Posted by: docdenbow | March 10, 2016

Pointless Or Futility


Well I really should know better than to start writing, than to start writing without any clear idea of what type of thoughts, ideas, emotions and opinions I wish to convey. That just goes to show that I can from time to time be impulsive. You know, act without any thought of consequences or with any logical raison d’etre behind my actions. Of course all of this is all very well and good but ultimately pointless because I’m not really saying anything now, am I? Yet who am I to express opinions, to pontificate on subjects that in reality I know very little about. I have my truths and beliefs but sometimes feel unable to share them these days for fear of ridicule.

You see my standard of education is not good just a few “O” Levels, an HND and an OU Foundation course. My command of language and punctuation is greatly inhibited by the fact that I have never read any proper books. All I’ve read are detective stories, Adrian Mole books and James Robert Baker’s brilliant Boy Wonder. I bring this up because if I ever want to express myself, even on digital paper, I find that I make no sense. I’ve had ambition to write something weightier than a blog and have written thousands of words to that end. When I read these words back I realise that they consist of nothing more than sixth form musings. In other words piss poor. Over the past 10 to 15 years I have written in excess of 250,000 in abortive attempts at writing a novel or even a novella or even a long short story. Each and every one has been crap.
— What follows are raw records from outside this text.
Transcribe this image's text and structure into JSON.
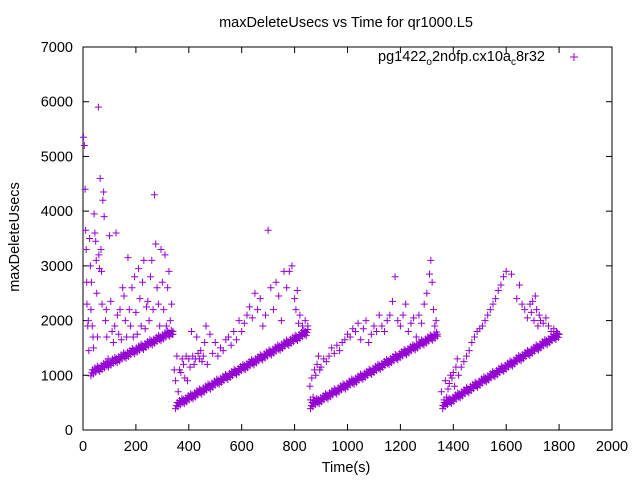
{
  "chart_data": {
    "type": "scatter",
    "title": "maxDeleteUsecs vs Time for qr1000.L5",
    "xlabel": "Time(s)",
    "ylabel": "maxDeleteUsecs",
    "xlim": [
      0,
      2000
    ],
    "ylim": [
      0,
      7000
    ],
    "xticks": [
      0,
      200,
      400,
      600,
      800,
      1000,
      1200,
      1400,
      1600,
      1800,
      2000
    ],
    "yticks": [
      0,
      1000,
      2000,
      3000,
      4000,
      5000,
      6000,
      7000
    ],
    "grid": false,
    "legend_position": "top-right",
    "series": [
      {
        "name_parts": {
          "a": "pg1422",
          "b": "o",
          "c": "2nofp.cx10a",
          "d": "c",
          "e": "8r32"
        },
        "name": "pg1422_o2nofp.cx10a_c8r32",
        "marker": "+",
        "color": "#9400d3",
        "points": [
          [
            2,
            5350
          ],
          [
            5,
            5200
          ],
          [
            8,
            4400
          ],
          [
            10,
            3650
          ],
          [
            12,
            3300
          ],
          [
            14,
            2700
          ],
          [
            15,
            2300
          ],
          [
            18,
            1900
          ],
          [
            20,
            2000
          ],
          [
            22,
            1450
          ],
          [
            25,
            3500
          ],
          [
            28,
            3000
          ],
          [
            30,
            2200
          ],
          [
            32,
            2700
          ],
          [
            35,
            1900
          ],
          [
            38,
            1700
          ],
          [
            40,
            1500
          ],
          [
            42,
            3950
          ],
          [
            45,
            3600
          ],
          [
            48,
            3450
          ],
          [
            50,
            3100
          ],
          [
            52,
            2500
          ],
          [
            55,
            1700
          ],
          [
            58,
            5900
          ],
          [
            60,
            3200
          ],
          [
            62,
            2950
          ],
          [
            65,
            4600
          ],
          [
            68,
            3300
          ],
          [
            70,
            2900
          ],
          [
            72,
            2300
          ],
          [
            75,
            4200
          ],
          [
            78,
            4350
          ],
          [
            80,
            3900
          ],
          [
            85,
            2000
          ],
          [
            88,
            2200
          ],
          [
            90,
            1700
          ],
          [
            95,
            1300
          ],
          [
            100,
            3550
          ],
          [
            105,
            2350
          ],
          [
            110,
            1800
          ],
          [
            115,
            1600
          ],
          [
            120,
            1900
          ],
          [
            125,
            3600
          ],
          [
            130,
            2100
          ],
          [
            135,
            1750
          ],
          [
            140,
            2200
          ],
          [
            145,
            1650
          ],
          [
            150,
            2600
          ],
          [
            155,
            2450
          ],
          [
            160,
            2000
          ],
          [
            165,
            1700
          ],
          [
            170,
            3150
          ],
          [
            175,
            2200
          ],
          [
            180,
            1900
          ],
          [
            185,
            2600
          ],
          [
            190,
            1700
          ],
          [
            195,
            2800
          ],
          [
            200,
            2150
          ],
          [
            205,
            1750
          ],
          [
            210,
            2950
          ],
          [
            215,
            2400
          ],
          [
            220,
            1900
          ],
          [
            225,
            2700
          ],
          [
            230,
            3100
          ],
          [
            235,
            1850
          ],
          [
            240,
            2250
          ],
          [
            245,
            2350
          ],
          [
            250,
            2000
          ],
          [
            255,
            2800
          ],
          [
            260,
            3100
          ],
          [
            265,
            2200
          ],
          [
            270,
            4300
          ],
          [
            275,
            3400
          ],
          [
            280,
            2600
          ],
          [
            285,
            2300
          ],
          [
            290,
            1900
          ],
          [
            295,
            3300
          ],
          [
            300,
            2700
          ],
          [
            305,
            2200
          ],
          [
            310,
            3200
          ],
          [
            315,
            1900
          ],
          [
            320,
            2600
          ],
          [
            325,
            2900
          ],
          [
            330,
            2000
          ],
          [
            335,
            2300
          ],
          [
            340,
            1800
          ],
          [
            340,
            1750
          ],
          [
            345,
            1100
          ],
          [
            350,
            900
          ],
          [
            355,
            1350
          ],
          [
            360,
            700
          ],
          [
            365,
            1100
          ],
          [
            370,
            1050
          ],
          [
            375,
            1300
          ],
          [
            380,
            1200
          ],
          [
            385,
            950
          ],
          [
            390,
            1350
          ],
          [
            395,
            900
          ],
          [
            400,
            1300
          ],
          [
            405,
            1150
          ],
          [
            410,
            1800
          ],
          [
            415,
            1350
          ],
          [
            420,
            1200
          ],
          [
            425,
            1300
          ],
          [
            430,
            1700
          ],
          [
            435,
            1400
          ],
          [
            440,
            1300
          ],
          [
            445,
            1450
          ],
          [
            450,
            1250
          ],
          [
            455,
            1350
          ],
          [
            460,
            1600
          ],
          [
            465,
            1900
          ],
          [
            470,
            1200
          ],
          [
            480,
            1750
          ],
          [
            490,
            1400
          ],
          [
            500,
            1600
          ],
          [
            510,
            1350
          ],
          [
            520,
            1500
          ],
          [
            530,
            1450
          ],
          [
            540,
            1650
          ],
          [
            550,
            1700
          ],
          [
            560,
            1550
          ],
          [
            570,
            1800
          ],
          [
            580,
            1650
          ],
          [
            590,
            2000
          ],
          [
            600,
            1800
          ],
          [
            610,
            1950
          ],
          [
            620,
            2100
          ],
          [
            630,
            2250
          ],
          [
            640,
            2050
          ],
          [
            650,
            2500
          ],
          [
            660,
            2200
          ],
          [
            670,
            2400
          ],
          [
            680,
            1900
          ],
          [
            690,
            2100
          ],
          [
            700,
            3650
          ],
          [
            710,
            2600
          ],
          [
            720,
            2200
          ],
          [
            730,
            2700
          ],
          [
            740,
            2450
          ],
          [
            750,
            2000
          ],
          [
            760,
            2900
          ],
          [
            770,
            2600
          ],
          [
            780,
            2900
          ],
          [
            790,
            3000
          ],
          [
            800,
            2400
          ],
          [
            805,
            2200
          ],
          [
            810,
            2550
          ],
          [
            815,
            1950
          ],
          [
            820,
            2100
          ],
          [
            830,
            1900
          ],
          [
            840,
            2000
          ],
          [
            850,
            1900
          ],
          [
            858,
            800
          ],
          [
            860,
            550
          ],
          [
            865,
            950
          ],
          [
            870,
            600
          ],
          [
            875,
            1100
          ],
          [
            880,
            1000
          ],
          [
            885,
            1200
          ],
          [
            890,
            1350
          ],
          [
            895,
            1100
          ],
          [
            900,
            1150
          ],
          [
            910,
            1300
          ],
          [
            920,
            1250
          ],
          [
            930,
            1350
          ],
          [
            940,
            1500
          ],
          [
            950,
            1400
          ],
          [
            960,
            1550
          ],
          [
            970,
            1450
          ],
          [
            980,
            1600
          ],
          [
            990,
            1650
          ],
          [
            1000,
            1750
          ],
          [
            1010,
            1700
          ],
          [
            1020,
            1850
          ],
          [
            1030,
            1800
          ],
          [
            1040,
            1950
          ],
          [
            1050,
            1650
          ],
          [
            1060,
            1850
          ],
          [
            1070,
            2000
          ],
          [
            1080,
            1600
          ],
          [
            1090,
            1750
          ],
          [
            1100,
            1900
          ],
          [
            1110,
            1800
          ],
          [
            1120,
            2100
          ],
          [
            1130,
            1900
          ],
          [
            1140,
            1800
          ],
          [
            1150,
            2000
          ],
          [
            1160,
            2100
          ],
          [
            1170,
            2350
          ],
          [
            1180,
            2800
          ],
          [
            1190,
            2000
          ],
          [
            1200,
            1900
          ],
          [
            1210,
            2100
          ],
          [
            1220,
            2300
          ],
          [
            1230,
            1800
          ],
          [
            1240,
            1950
          ],
          [
            1250,
            2050
          ],
          [
            1260,
            1700
          ],
          [
            1270,
            2100
          ],
          [
            1280,
            1950
          ],
          [
            1290,
            2300
          ],
          [
            1300,
            2500
          ],
          [
            1310,
            2850
          ],
          [
            1315,
            3100
          ],
          [
            1320,
            2700
          ],
          [
            1325,
            2200
          ],
          [
            1330,
            1900
          ],
          [
            1335,
            2000
          ],
          [
            1340,
            1750
          ],
          [
            1355,
            700
          ],
          [
            1360,
            450
          ],
          [
            1365,
            550
          ],
          [
            1370,
            900
          ],
          [
            1375,
            600
          ],
          [
            1380,
            750
          ],
          [
            1385,
            850
          ],
          [
            1390,
            1000
          ],
          [
            1395,
            950
          ],
          [
            1400,
            1050
          ],
          [
            1405,
            800
          ],
          [
            1410,
            1150
          ],
          [
            1415,
            1300
          ],
          [
            1420,
            1000
          ],
          [
            1430,
            1150
          ],
          [
            1440,
            1250
          ],
          [
            1450,
            1350
          ],
          [
            1460,
            1450
          ],
          [
            1470,
            1600
          ],
          [
            1480,
            1700
          ],
          [
            1490,
            1800
          ],
          [
            1500,
            1850
          ],
          [
            1510,
            1900
          ],
          [
            1520,
            2000
          ],
          [
            1530,
            2100
          ],
          [
            1540,
            2200
          ],
          [
            1550,
            2300
          ],
          [
            1560,
            2400
          ],
          [
            1570,
            2550
          ],
          [
            1580,
            2650
          ],
          [
            1590,
            2800
          ],
          [
            1600,
            2900
          ],
          [
            1620,
            2850
          ],
          [
            1640,
            2400
          ],
          [
            1650,
            2650
          ],
          [
            1660,
            2300
          ],
          [
            1670,
            2200
          ],
          [
            1680,
            2050
          ],
          [
            1690,
            2300
          ],
          [
            1695,
            2150
          ],
          [
            1700,
            2350
          ],
          [
            1705,
            2000
          ],
          [
            1710,
            2450
          ],
          [
            1715,
            2200
          ],
          [
            1720,
            1900
          ],
          [
            1725,
            2100
          ],
          [
            1730,
            2000
          ],
          [
            1740,
            1950
          ],
          [
            1750,
            2050
          ],
          [
            1760,
            1900
          ],
          [
            1770,
            1800
          ],
          [
            1780,
            1850
          ],
          [
            1790,
            1800
          ],
          [
            1800,
            1750
          ]
        ],
        "trend_segments": [
          {
            "x0": 30,
            "x1": 340,
            "y0": 1050,
            "y1": 1800
          },
          {
            "x0": 350,
            "x1": 850,
            "y0": 450,
            "y1": 1800
          },
          {
            "x0": 860,
            "x1": 1340,
            "y0": 450,
            "y1": 1750
          },
          {
            "x0": 1360,
            "x1": 1800,
            "y0": 450,
            "y1": 1750
          }
        ]
      }
    ]
  }
}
I can’t bring myself to pick myself up and try again at the moment. I find that it’s bloody difficult to get motivated to write something that I know is complete and utter tosh. It’s a bit like building a shed knowing full well that it well it will collapse onto itself leaving nothing behind but a pile of wood, planks and nails. Nevertheless, it still burns me, that desire to actually write something that begins at the beginning and ends at the end with a tale in the middle. I’m bereft of ideas that aren’t trite or hackneyed and full of false emotion and unfunny humour. I feel like my wish to write is like my wish to draw or sing or play guitar. Ideas above my station.

Perhaps I just need to grow up and realise my best days are well behind me. Having dreams at my age are just that, dreams.